The announcement of this bankruptcy is the culmination of a long descent into hell for the company, which in the late 2000s, was considered one of the stars of the financial center of South Africa. Reached in particular by the promises of massive investments of the South African State in the field of infrastructures, with the approach of the football World Cup of 2010, the company sees then its title to quote at 30 rand (1500 times more than today) for a total valuation of 5 billion rand (380 million dollars). Many of these promises of public spending will never materialize, however, as the financial crisis of 2008-2009 passed through. An unfortunate situation for Basil Read who, like other South African companies active in the construction, has heavily indebted to build ahead of time infrastructure projects expected to be subsequently funded by the State.

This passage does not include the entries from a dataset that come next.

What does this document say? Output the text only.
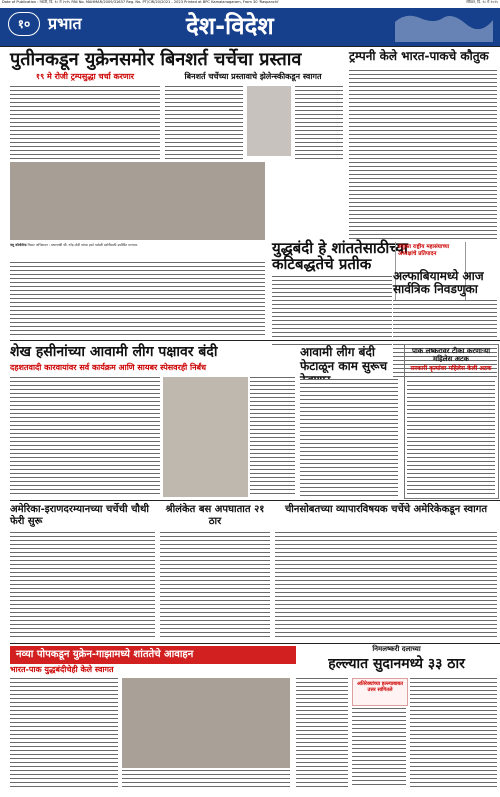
Date of Publication : मराठी, दि. १८ मे २०२५ RNI No. MAHMAR/2009/31637 Reg. No. PT/CIR/20/2021 - 2023 Printed at BPC Kamalanagaram, From 30 'Raspanchi'	रविवार, दि. १८ मे २०२५
१०	प्रभात	देश-विदेश
पुतीनकडून युक्रेनसमोर बिनशर्त चर्चेचा प्रस्ताव
१९ मे रोजी ट्रम्पसुद्धा चर्चा करणार	बिनशर्त चर्चेच्या प्रस्तावाचे झेलेन्स्कीकडून स्वागत
ट्रम्पनी केले भारत-पाकचे कौतुक
फ्लू कोमोसेन्ड चिकट अभिवादन : प्रधानमंत्री श्री. नरेंद्र मोदी यांच्या हस्ते यावेळी दर्शनीसाठी उपस्थित मान्यवर.	युद्धबंदी हे शांततेसाठीच्या कटिबद्धतेचे प्रतीक
संयुक्त राष्ट्रीय महासंघाच्या अध्यक्षांचे प्रतिपादन
अल्फाबियामध्ये आज सार्वत्रिक निवडणुका
शेख हसीनांच्या आवामी लीग पक्षावर बंदी
दहशतवादी कारवायांवर सर्व कार्यक्रम आणि सायबर स्पेसवरही निर्बंध
आवामी लीग बंदी फेटाळून काम सुरूच
पाक लष्करावर टीका करणाऱ्या महिलेस अटक
सरकारी कृत्यांवर महिलेस केली अटक
अमेरिका-इराणदरम्यानच्या चर्चेची चौथी फेरी सुरू
श्रीलंकेत बस अपघातात २१ ठार
चीनसोबतच्या व्यापारविषयक चर्चेचे अमेरिकेकडून स्वागत
नव्या पोपकडून युक्रेन-गाझामध्ये शांततेचे आवाहन
भारत-पाक युद्धबंदीचेही केले स्वागत
निमलष्करी दलाच्या
हल्ल्यात सुदानमध्ये ३३ ठार
अतिरेक्यांच्या हल्ल्याबाबत उत्तर सांगितले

The company has since steadily sank into an endless spiral to try to meet its multiple financial commitments: after announcing in March a net loss of more than one billion rand ($ 75 million) for the In FY207, Basil Read’s management recognized that the group’s total liabilities (RUR 2.1 billion) far exceeded its total assets (FF 1.4 billion). It is finally the recent decision of the consortium of praetor institutions to no longer extend its funding to the group in difficulty that has been the reason for it. The disappearance of Basil Read puts an end to an entrepreneurial adventure that began in 1952 and which has been behind some of the most iconic achievements of the rainbow nation (Kyalami Circuit, headquarters of the Nedbank group in Sandton, complex Real Estate Cosmo City …).